With minimal fanfare or argument, the city’s Hunters Point South redevelopment project in Long Island City cruised through the City Council last Thursday.

The rezoning and remapping of the Hunters Point area south of Gantry Plaza State Park was approved unanimously by the Council, which was far more concerned with the eminent domain consequences of the Willets Point project approved by a wide margin at the same meeting.

“Today is the beginning of the process of ending the housing crisis,” Councilman Eric Gioia (D−Sunnyside) told the Council before the vote.

The proposed 37.5−acre complex of high−rise apartment buildings is designed to include 5,000 apartment units, 60 percent of which will be affordable housing for middle−income households.
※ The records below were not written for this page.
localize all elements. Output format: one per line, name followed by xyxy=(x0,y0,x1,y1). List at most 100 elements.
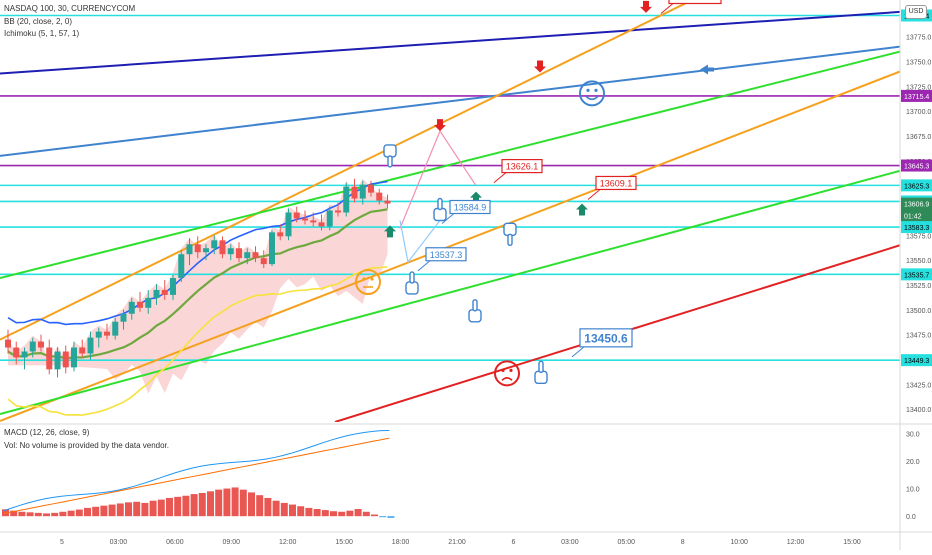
candle-body xyxy=(368,184,374,193)
candle-body xyxy=(38,341,44,348)
time-tick-label: 03:00 xyxy=(561,539,579,546)
candle-body xyxy=(302,218,308,221)
macd-histogram-bar xyxy=(379,516,387,518)
time-tick-label: 5 xyxy=(60,539,64,546)
macd-histogram-bar xyxy=(231,487,239,517)
face-outline xyxy=(579,80,605,107)
candle-body xyxy=(293,212,300,219)
bollinger-lower xyxy=(7,265,388,416)
face-eye xyxy=(362,277,366,281)
hand-finger xyxy=(409,271,415,284)
macd-histogram-bar xyxy=(116,503,124,517)
macd-histogram-bar xyxy=(207,491,214,517)
candle-body xyxy=(203,248,209,253)
price-badge xyxy=(901,209,932,222)
candle-body xyxy=(318,222,325,227)
time-tick-label: 09:00 xyxy=(223,539,241,546)
candle-body xyxy=(244,252,251,259)
price-badge-label: 13625.3 xyxy=(904,183,929,190)
callout-label: 13584.9 xyxy=(454,202,487,212)
price-badge-label: 13606.9 xyxy=(904,202,929,209)
macd-histogram-bar xyxy=(67,510,75,517)
trend-line xyxy=(0,70,900,422)
face-eye xyxy=(370,277,374,281)
candle-body xyxy=(5,339,11,348)
candle-body xyxy=(343,186,350,213)
macd-histogram-bar xyxy=(338,511,346,517)
candle-body xyxy=(13,347,20,358)
neutral-face-icon xyxy=(355,268,381,295)
callout-label: 13450.6 xyxy=(584,331,628,345)
time-tick-label: 15:00 xyxy=(843,539,861,546)
callout-box xyxy=(579,328,633,348)
price-tick-label: 13475.0 xyxy=(906,333,931,340)
macd-histogram-bar xyxy=(34,512,42,517)
candle-body xyxy=(260,258,267,265)
macd-histogram-bar xyxy=(313,509,321,517)
candle-body xyxy=(161,289,168,295)
candle-body xyxy=(79,347,86,354)
happy-face-icon xyxy=(579,80,605,107)
macd-tick-label: 0.0 xyxy=(906,514,916,521)
macd-histogram-bar xyxy=(198,492,206,517)
candle-body xyxy=(137,301,143,308)
time-tick-label: 03:00 xyxy=(110,539,128,546)
time-tick-label: 18:00 xyxy=(392,539,410,546)
hand-pointer-icon xyxy=(468,299,482,323)
candle-body xyxy=(104,331,110,336)
callout-box xyxy=(449,199,491,215)
hand-finger xyxy=(387,155,393,168)
candle-body xyxy=(178,254,185,279)
currency-button[interactable]: USD xyxy=(905,5,927,19)
price-tick-label: 13725.0 xyxy=(906,84,931,91)
hand-pointer-icon xyxy=(405,271,419,295)
macd-histogram-bar xyxy=(84,507,91,517)
time-tick-label: 8 xyxy=(681,539,685,546)
candle-body xyxy=(186,244,193,255)
candle-body xyxy=(120,313,127,322)
candle-body xyxy=(335,210,341,213)
macd-histogram-bar xyxy=(182,495,190,517)
hand-palm xyxy=(405,281,419,295)
candle-body xyxy=(326,210,333,227)
hand-palm xyxy=(433,207,447,222)
hand-pointer-icon xyxy=(534,360,548,385)
candle-body xyxy=(71,347,77,368)
price-tick-label: 13575.0 xyxy=(906,233,931,240)
macd-tick-label: 10.0 xyxy=(906,487,920,494)
trend-line xyxy=(0,50,900,279)
callout-pointer xyxy=(660,3,674,14)
face-mouth xyxy=(585,95,599,101)
price-badge-label: 13583.3 xyxy=(904,225,929,232)
candle-body xyxy=(376,192,383,201)
price-tick-label: 13675.0 xyxy=(906,134,931,141)
macd-histogram-bar xyxy=(18,511,26,517)
candle-body xyxy=(310,220,317,223)
face-outline xyxy=(355,268,381,295)
price-badge xyxy=(901,354,932,367)
ichimoku-cloud xyxy=(8,178,388,394)
macd-histogram-bar xyxy=(108,504,116,517)
callout-pointer xyxy=(441,213,455,224)
macd-histogram-bar xyxy=(59,511,67,517)
price-badge-label: 13645.3 xyxy=(904,164,929,171)
candle-body xyxy=(194,244,201,253)
hand-finger xyxy=(472,299,478,312)
macd-histogram-bar xyxy=(166,497,173,517)
face-mouth xyxy=(501,377,513,381)
macd-legend: MACD (12, 26, close, 9) xyxy=(4,428,90,437)
candle-body xyxy=(285,212,292,237)
macd-histogram-bar xyxy=(305,507,313,517)
candle-body xyxy=(29,341,36,352)
macd-histogram-bar xyxy=(10,510,18,517)
macd-histogram-bar xyxy=(190,494,198,517)
callout-pointer xyxy=(587,189,601,200)
price-badge xyxy=(901,221,932,234)
macd-histogram-bar xyxy=(346,510,354,517)
down-arrow-icon xyxy=(434,119,446,132)
callout-label: 13609.1 xyxy=(600,178,633,188)
up-arrow-icon xyxy=(576,203,588,216)
price-tick-label: 13750.0 xyxy=(906,60,931,67)
candle-body xyxy=(211,240,218,249)
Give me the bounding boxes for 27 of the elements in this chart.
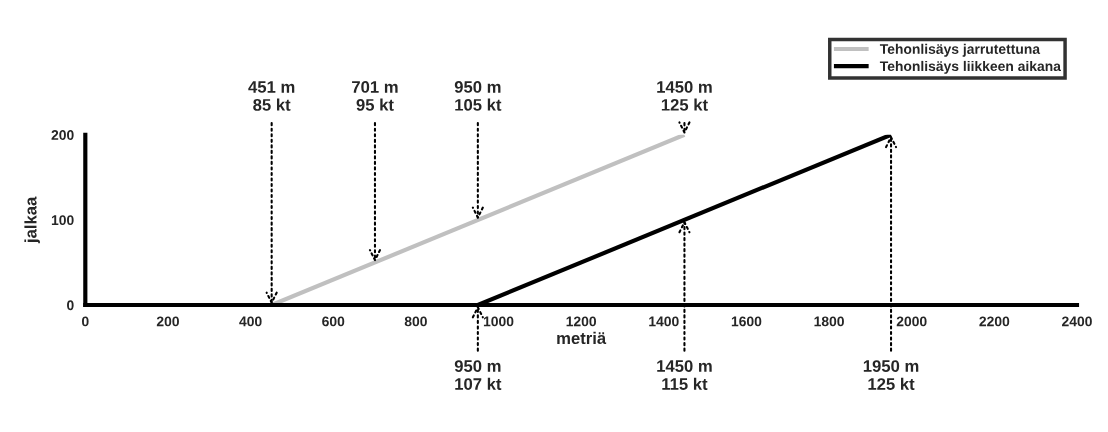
x-tick-label: 1400 [649, 316, 679, 327]
annotation: 1450 m 115 kt [657, 360, 712, 390]
y-tick-label: 100 [51, 215, 74, 226]
legend-label: Tehonlisäys liikkeen aikana [879, 60, 1062, 74]
y-tick-label: 0 [67, 300, 74, 311]
annotation: 950 m 107 kt [454, 360, 502, 390]
x-tick-label: 800 [404, 316, 427, 327]
annotation: 701 m 95 kt [352, 81, 398, 111]
annotation: 950 m 105 kt [454, 81, 502, 111]
y-axis-title: jalkaa [24, 196, 40, 244]
x-tick-label: 2400 [1062, 316, 1092, 327]
legend-label: Tehonlisäys jarrutettuna [879, 43, 1041, 57]
x-tick-label: 200 [156, 316, 179, 327]
annotation: 1950 m 125 kt [863, 360, 919, 390]
x-axis-title: metriä [557, 331, 607, 345]
x-tick-label: 0 [82, 316, 89, 327]
x-tick-label: 1800 [814, 316, 844, 327]
x-tick-label: 400 [239, 316, 262, 327]
x-tick-label: 2200 [979, 316, 1010, 327]
x-tick-label: 1200 [566, 316, 597, 327]
x-tick-label: 1000 [483, 316, 514, 327]
x-tick-label: 1600 [731, 316, 762, 327]
x-tick-label: 600 [322, 316, 345, 327]
y-tick-label: 200 [51, 130, 74, 140]
annotation: 1450 m 125 kt [657, 81, 712, 111]
annotation: 451 m 85 kt [248, 81, 295, 111]
x-tick-label: 2000 [896, 316, 927, 327]
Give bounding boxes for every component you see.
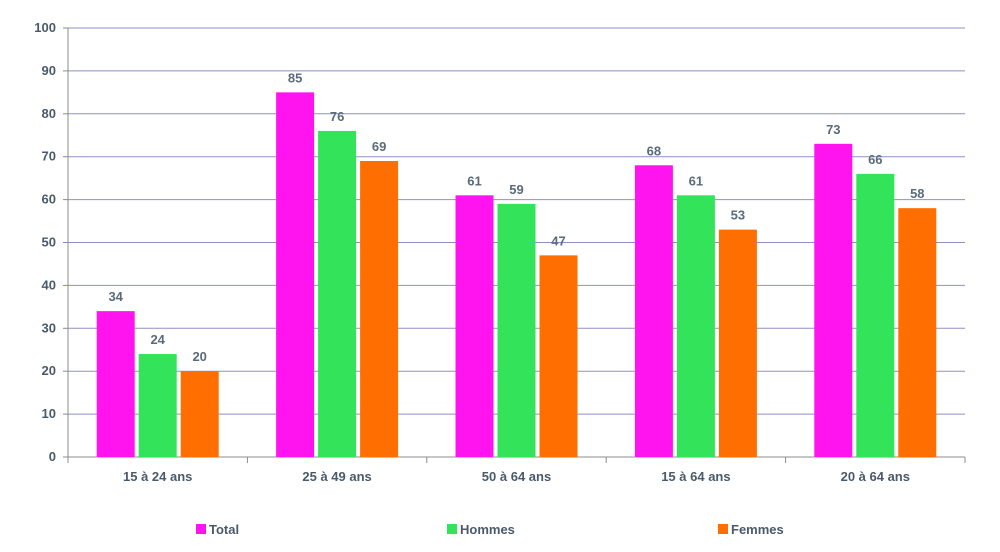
data-label: 61 bbox=[467, 173, 481, 188]
data-label: 66 bbox=[868, 152, 882, 167]
bar-total bbox=[814, 143, 853, 457]
y-tick-label: 50 bbox=[42, 235, 56, 250]
bar-hommes bbox=[497, 203, 536, 457]
y-tick-label: 10 bbox=[42, 406, 56, 421]
bar-hommes bbox=[318, 130, 357, 457]
data-label: 76 bbox=[330, 109, 344, 124]
data-labels: 34 24 20 85 76 69 61 59 47 68 61 53 73 66 58 bbox=[108, 70, 924, 364]
x-tick-label: 20 à 64 ans bbox=[841, 469, 910, 484]
data-label: 20 bbox=[192, 349, 206, 364]
data-label: 69 bbox=[372, 139, 386, 154]
data-label: 24 bbox=[150, 332, 165, 347]
bar-femmes bbox=[898, 208, 937, 457]
x-tick-label: 50 à 64 ans bbox=[482, 469, 551, 484]
y-axis: 0 10 20 30 40 50 60 70 80 90 100 bbox=[34, 20, 69, 464]
y-tick-label: 30 bbox=[42, 320, 56, 335]
y-tick-label: 80 bbox=[42, 106, 56, 121]
y-tick-label: 70 bbox=[42, 149, 56, 164]
legend-label-femmes: Femmes bbox=[731, 522, 784, 537]
y-tick-label: 20 bbox=[42, 363, 56, 378]
data-label: 85 bbox=[288, 70, 302, 85]
x-tick-label: 25 à 49 ans bbox=[302, 469, 371, 484]
legend-swatch-femmes bbox=[718, 524, 728, 534]
data-label: 68 bbox=[647, 143, 661, 158]
x-tick-label: 15 à 64 ans bbox=[661, 469, 730, 484]
legend-label-hommes: Hommes bbox=[460, 522, 515, 537]
y-tick-label: 40 bbox=[42, 277, 56, 292]
bar-total bbox=[276, 92, 315, 457]
bar-total bbox=[96, 311, 135, 457]
bar-femmes bbox=[360, 160, 399, 458]
y-tick-label: 100 bbox=[34, 20, 56, 35]
data-label: 58 bbox=[910, 186, 924, 201]
x-tick-label: 15 à 24 ans bbox=[123, 469, 192, 484]
bar-femmes bbox=[539, 255, 578, 457]
bar-femmes bbox=[180, 371, 219, 457]
legend-label-total: Total bbox=[209, 522, 239, 537]
data-label: 34 bbox=[108, 289, 123, 304]
legend-swatch-total bbox=[196, 524, 206, 534]
data-label: 73 bbox=[826, 122, 840, 137]
bar-total bbox=[455, 195, 494, 457]
bar-hommes bbox=[676, 195, 715, 457]
data-label: 47 bbox=[551, 233, 565, 248]
legend: Total Hommes Femmes bbox=[196, 522, 784, 537]
bar-hommes bbox=[856, 173, 895, 458]
bar-femmes bbox=[718, 229, 757, 457]
y-tick-label: 90 bbox=[42, 63, 56, 78]
y-tick-label: 60 bbox=[42, 192, 56, 207]
data-label: 59 bbox=[509, 182, 523, 197]
bar-total bbox=[634, 165, 673, 457]
bar-hommes bbox=[138, 354, 177, 457]
x-axis: 15 à 24 ans 25 à 49 ans 50 à 64 ans 15 à 64… bbox=[67, 456, 966, 484]
bars bbox=[96, 92, 937, 458]
y-tick-label: 0 bbox=[49, 449, 56, 464]
data-label: 53 bbox=[731, 208, 745, 223]
legend-swatch-hommes bbox=[447, 524, 457, 534]
data-label: 61 bbox=[689, 173, 703, 188]
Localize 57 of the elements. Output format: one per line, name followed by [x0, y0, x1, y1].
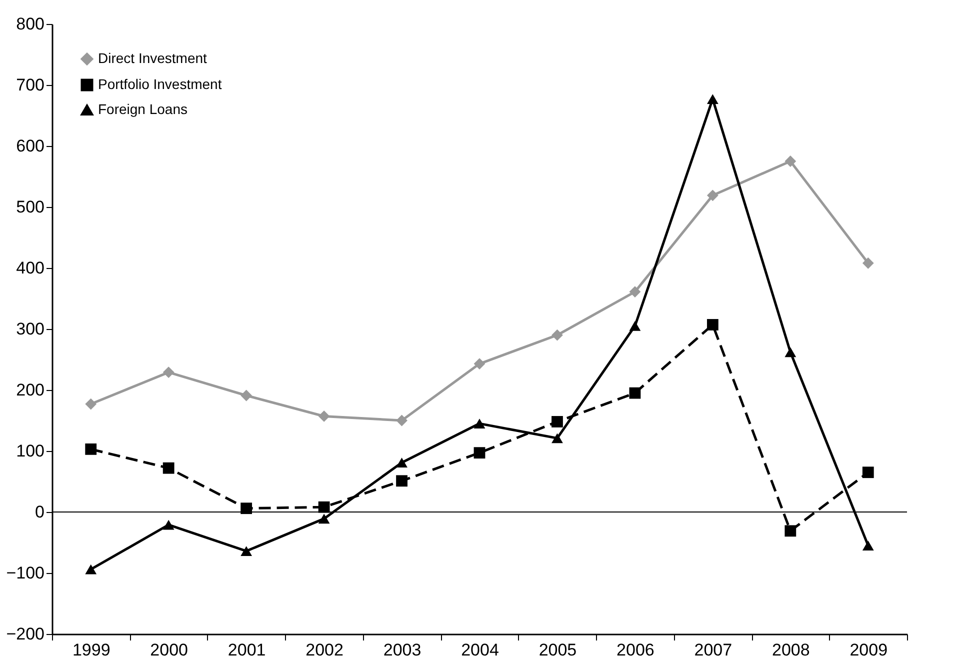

The plan drew some criticism from affordable housing advocates, Gioia and Community Board 2, although Gioia and the community board ultimately decided to support the project.

Gioia said negotiations with the city prior to the Council vote yielded an agreement to set aside 200 housing units for low−income senior citizens, something CB 2 had requested when it approved the plan last year.

“At a time when we are losing middle−class housing faster than we are producing it, this project is a great example of how we can foster development that will literally build middle−class communities,” Council Speaker Christine Quinn (D−Manhattan) said in a statement.

While the Council saw little to fault about the project, housing advocates saw things differently.

Hannah Weinstock, an organizer at Queens Community House, one of the groups in the Queens Coalition for Affordable Housing, noted it, CB 2 and Gioia had asked for at least 20 percent of the units to be affordable to families earning $25,000, 20 percent for families earning up to $62,000 and 20 percent for families earning up to $100,000 a year.

“While we recognize and applaud the efforts to create additional housing that would be available to low−income seniors, and every unit has value, in the balance this plan is a far cry from what Queens working families deserve,” she said.

She referred to a city Independent Budget Office report that showed Queens has received less than 4 percent of the mayor’s New Housing Marketplace Program apartment units for families earning under $50,000 a year. Queens is home to nearly 25 percent of the city’s population in that income bracket, she said.

Construction on the project is slated to start in 2009 and last through 2017.